I also learned that there is usually a good reason why some books get reviewed and others don't.

Peter Carey

College, despite my previous post, did get in the way of reading for pleasure. Then, in my first curacy in Nottingham, I met some lovely new friends who helped by lending some books they had enjoyed once I had announced at a dinner party that I was fed up with the quality of my reading. At the same time I started enjoying bookshops (libraries were going a bit downhill) and (yes, design does matter) the boxed-out Faber and Faber logo always caught my eye.

This epic narrative about coming-to-terms with what Australia actually is, narrated by a confidence trickster and liar, was a lucky find. It meant a lot that, despite Carey being a double-Booker winner and well-known, I had not heard of him before I bought this book and, having now read everything he has ever written and only found one book I didn't really enjoy, feel I discovered him for myself. I always recommend him, knowing that the reaction will be a bit Vegimity.

Dispatches from the Front Line of Popular Culture
Tony Parsons

This sat on the shelf above my desk for many years when I worked in the late lamented youth department of the Christian home mission agency CPAS (Church Pastoral Aid Society). All the other staff bookshelves seemed to be full of things conservative evangelicals are supposed to read. All you imagine they ever learned was the result of a massive echo chamber. It seems to me that teaching people to live the gospel in contemporary society is pretty hopeless if you have no clue how contemporary society works, what it means and who the movers and shakers are. This set of columns, articles and essays from 1976-1994 was a priceless journeymate. What does it mean to be a Christian amongst this?

Passage to Juneau
Jonathan Raban

Robert Runcie - The Reluctant Archbishop
Humphrey Carpenter

The Case for God
Karen Armstrong

These three books changed my attitude to genre. If all travel books were written like Jonathan Raban writes I would read them all. I would read about anything if Jonathan Raban held my hand. Even a yacht journey from Seattle to Juneau.

Likewise Carpenter taught me to read biography if the biographer can write and Karen Armstrong renewed my sense of enjoyment in theology

Francis Spufford

Some books help like a session of psychotherapy. You rarely know which one it will be. Spufford's sub-title is 'Why, despite everything, Christianity can still make surprising emotional sense'. As I read I found that he had written what I wanted to say. Christianity does give me a place of emotional safety from where I can explore the intellectual complexities of doing theology.

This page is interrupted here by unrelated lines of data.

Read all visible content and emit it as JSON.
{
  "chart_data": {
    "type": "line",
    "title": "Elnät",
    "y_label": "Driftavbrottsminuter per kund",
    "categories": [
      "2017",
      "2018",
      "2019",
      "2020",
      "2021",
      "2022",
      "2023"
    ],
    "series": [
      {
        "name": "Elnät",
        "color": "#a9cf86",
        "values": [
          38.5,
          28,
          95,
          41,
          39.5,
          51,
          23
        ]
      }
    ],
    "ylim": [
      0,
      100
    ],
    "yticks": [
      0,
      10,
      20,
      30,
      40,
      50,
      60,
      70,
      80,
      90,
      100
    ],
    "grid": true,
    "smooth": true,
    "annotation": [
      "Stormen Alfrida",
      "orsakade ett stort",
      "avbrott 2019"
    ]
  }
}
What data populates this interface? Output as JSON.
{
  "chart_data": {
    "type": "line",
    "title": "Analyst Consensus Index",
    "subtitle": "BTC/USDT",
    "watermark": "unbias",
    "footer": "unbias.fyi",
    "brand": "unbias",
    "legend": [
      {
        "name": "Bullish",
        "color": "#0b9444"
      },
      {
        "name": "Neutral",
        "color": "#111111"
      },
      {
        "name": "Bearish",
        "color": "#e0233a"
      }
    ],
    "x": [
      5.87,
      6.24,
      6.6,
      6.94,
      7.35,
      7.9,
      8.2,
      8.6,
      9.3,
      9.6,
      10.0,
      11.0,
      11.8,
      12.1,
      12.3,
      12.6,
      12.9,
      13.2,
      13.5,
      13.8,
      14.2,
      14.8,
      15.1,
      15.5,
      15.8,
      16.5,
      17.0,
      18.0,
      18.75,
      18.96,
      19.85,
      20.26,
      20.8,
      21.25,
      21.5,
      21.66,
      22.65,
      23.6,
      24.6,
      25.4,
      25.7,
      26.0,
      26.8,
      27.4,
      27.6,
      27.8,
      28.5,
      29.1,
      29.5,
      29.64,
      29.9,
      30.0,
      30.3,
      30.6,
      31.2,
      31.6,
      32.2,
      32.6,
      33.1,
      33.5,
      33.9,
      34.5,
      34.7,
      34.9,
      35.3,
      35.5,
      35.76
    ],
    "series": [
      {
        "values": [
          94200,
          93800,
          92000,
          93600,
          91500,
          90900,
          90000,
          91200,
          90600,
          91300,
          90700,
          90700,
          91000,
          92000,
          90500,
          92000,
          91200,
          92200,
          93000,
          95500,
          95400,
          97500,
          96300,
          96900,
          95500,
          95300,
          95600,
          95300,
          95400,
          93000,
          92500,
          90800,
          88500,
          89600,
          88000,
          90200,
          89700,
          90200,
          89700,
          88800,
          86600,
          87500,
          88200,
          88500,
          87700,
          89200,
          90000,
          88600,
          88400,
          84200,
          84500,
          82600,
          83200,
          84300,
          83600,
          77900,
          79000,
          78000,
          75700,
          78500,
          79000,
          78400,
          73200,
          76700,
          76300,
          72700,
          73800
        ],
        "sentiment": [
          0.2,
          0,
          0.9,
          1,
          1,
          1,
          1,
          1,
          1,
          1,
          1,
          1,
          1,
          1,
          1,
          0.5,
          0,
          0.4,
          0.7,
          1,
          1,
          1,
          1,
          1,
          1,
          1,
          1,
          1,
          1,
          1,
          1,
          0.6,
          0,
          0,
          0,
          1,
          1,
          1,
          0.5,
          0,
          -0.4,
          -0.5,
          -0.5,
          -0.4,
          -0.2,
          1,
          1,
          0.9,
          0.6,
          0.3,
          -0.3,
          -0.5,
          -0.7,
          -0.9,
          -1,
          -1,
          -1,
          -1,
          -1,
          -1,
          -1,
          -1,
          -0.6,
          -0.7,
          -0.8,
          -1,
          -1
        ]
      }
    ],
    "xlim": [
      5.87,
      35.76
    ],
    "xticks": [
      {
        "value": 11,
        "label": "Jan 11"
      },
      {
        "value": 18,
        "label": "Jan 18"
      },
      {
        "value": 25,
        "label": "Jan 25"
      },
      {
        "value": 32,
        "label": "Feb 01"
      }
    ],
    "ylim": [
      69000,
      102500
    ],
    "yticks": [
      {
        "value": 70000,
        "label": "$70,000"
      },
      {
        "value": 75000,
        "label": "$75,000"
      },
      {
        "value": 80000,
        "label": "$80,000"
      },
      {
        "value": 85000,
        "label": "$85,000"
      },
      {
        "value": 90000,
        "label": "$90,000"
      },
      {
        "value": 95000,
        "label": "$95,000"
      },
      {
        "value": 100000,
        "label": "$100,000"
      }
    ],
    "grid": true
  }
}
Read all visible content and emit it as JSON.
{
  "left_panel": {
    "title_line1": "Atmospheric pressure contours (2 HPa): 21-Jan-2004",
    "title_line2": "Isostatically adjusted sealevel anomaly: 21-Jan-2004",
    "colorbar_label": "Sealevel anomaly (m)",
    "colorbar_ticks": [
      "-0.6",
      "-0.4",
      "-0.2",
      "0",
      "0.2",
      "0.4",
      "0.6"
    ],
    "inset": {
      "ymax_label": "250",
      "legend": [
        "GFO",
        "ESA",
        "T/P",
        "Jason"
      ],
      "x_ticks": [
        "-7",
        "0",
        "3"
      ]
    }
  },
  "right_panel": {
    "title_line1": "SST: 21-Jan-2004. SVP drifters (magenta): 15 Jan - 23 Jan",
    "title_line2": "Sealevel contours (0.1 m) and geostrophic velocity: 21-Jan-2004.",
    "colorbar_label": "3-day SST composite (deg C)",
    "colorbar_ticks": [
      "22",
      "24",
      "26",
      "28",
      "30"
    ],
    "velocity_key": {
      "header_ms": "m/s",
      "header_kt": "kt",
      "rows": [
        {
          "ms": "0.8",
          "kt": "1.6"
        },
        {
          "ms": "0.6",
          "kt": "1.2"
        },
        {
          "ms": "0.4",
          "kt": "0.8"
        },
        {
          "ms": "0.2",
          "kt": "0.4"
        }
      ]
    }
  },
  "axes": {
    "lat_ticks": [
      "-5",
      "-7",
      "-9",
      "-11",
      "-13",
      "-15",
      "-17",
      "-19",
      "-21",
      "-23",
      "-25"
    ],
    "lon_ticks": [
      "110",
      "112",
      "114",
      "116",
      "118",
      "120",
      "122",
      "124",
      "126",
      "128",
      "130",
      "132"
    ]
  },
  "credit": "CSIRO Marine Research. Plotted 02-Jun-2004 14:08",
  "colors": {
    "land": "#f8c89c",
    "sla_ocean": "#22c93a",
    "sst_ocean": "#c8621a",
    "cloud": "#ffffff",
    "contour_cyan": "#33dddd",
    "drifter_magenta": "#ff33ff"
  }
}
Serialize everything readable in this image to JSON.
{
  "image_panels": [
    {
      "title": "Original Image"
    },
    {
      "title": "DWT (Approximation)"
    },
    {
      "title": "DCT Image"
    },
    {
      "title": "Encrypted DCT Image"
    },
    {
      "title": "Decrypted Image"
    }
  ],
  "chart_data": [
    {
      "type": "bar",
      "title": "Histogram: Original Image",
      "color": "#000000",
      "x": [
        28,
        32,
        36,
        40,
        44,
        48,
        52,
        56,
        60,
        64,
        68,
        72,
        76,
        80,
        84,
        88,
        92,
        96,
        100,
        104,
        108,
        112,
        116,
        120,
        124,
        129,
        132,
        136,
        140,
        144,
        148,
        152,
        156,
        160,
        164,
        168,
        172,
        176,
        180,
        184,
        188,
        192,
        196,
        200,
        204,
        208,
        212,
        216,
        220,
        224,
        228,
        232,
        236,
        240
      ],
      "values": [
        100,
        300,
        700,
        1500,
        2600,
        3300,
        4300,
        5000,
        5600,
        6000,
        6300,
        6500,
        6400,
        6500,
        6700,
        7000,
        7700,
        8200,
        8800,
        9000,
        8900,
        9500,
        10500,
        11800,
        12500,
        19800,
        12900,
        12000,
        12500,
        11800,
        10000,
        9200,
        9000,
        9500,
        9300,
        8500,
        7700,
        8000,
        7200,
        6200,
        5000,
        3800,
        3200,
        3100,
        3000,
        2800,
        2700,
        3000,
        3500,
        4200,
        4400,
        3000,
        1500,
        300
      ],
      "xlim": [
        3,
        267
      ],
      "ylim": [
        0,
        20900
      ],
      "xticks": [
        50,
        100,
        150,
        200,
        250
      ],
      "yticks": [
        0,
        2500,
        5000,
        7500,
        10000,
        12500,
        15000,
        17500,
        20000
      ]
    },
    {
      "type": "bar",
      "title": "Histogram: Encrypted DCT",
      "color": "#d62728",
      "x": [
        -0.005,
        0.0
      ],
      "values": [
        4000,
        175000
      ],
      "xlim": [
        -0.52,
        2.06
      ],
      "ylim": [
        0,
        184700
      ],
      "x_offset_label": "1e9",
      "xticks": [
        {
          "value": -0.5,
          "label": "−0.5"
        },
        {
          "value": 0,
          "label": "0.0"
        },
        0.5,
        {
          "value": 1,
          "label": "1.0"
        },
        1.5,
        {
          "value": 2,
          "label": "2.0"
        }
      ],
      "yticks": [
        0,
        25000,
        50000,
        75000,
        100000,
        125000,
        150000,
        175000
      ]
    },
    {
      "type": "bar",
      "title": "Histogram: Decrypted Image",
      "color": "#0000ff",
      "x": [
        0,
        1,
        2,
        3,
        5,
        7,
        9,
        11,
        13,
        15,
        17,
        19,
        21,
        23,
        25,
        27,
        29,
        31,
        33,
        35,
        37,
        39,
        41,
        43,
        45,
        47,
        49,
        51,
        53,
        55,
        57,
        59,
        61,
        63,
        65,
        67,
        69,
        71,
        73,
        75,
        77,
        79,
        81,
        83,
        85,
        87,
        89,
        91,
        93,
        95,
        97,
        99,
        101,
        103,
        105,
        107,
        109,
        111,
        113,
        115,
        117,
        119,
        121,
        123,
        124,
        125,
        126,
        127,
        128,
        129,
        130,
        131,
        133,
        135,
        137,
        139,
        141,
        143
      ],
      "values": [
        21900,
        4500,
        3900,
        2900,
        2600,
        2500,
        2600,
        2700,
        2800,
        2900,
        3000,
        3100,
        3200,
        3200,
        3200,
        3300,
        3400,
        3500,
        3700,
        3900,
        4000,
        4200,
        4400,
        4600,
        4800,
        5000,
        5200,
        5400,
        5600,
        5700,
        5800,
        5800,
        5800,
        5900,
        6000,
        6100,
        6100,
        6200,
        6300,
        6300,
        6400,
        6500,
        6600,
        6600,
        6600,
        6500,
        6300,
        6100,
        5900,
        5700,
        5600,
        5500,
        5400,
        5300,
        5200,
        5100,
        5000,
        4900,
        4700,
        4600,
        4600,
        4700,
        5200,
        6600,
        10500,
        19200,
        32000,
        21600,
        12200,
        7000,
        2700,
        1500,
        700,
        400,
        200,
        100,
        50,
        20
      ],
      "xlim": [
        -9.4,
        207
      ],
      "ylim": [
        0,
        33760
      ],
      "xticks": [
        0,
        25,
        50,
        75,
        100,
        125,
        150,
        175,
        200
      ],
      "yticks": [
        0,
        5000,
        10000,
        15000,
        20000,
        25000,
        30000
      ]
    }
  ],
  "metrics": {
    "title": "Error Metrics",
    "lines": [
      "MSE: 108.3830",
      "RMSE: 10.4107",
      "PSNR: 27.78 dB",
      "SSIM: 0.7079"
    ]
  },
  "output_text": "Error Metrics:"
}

If I had spent the first term at College reading this it would have saved a lot of time.

Thinking Fast and Slow
Daniel Kahneman

Having read a book that explained to me who I am this was the book that helped me understand everybody else. What is going on when people make decisions? How do we choose? Why do we decide some weighty matters without all the necessary information?

Well, to use a technique that the book describes, I'll answer an easier question than those. Should you read this? Yes. In fact you should study it.

1 comment:

Johnny Eighto said...

Well that was interesting Steve, particularly because only one have I read, therefore giving me plenty of opportunity to discover new/old books. Now, despite this not being a desert island, 9 have been washed away. Which one is left?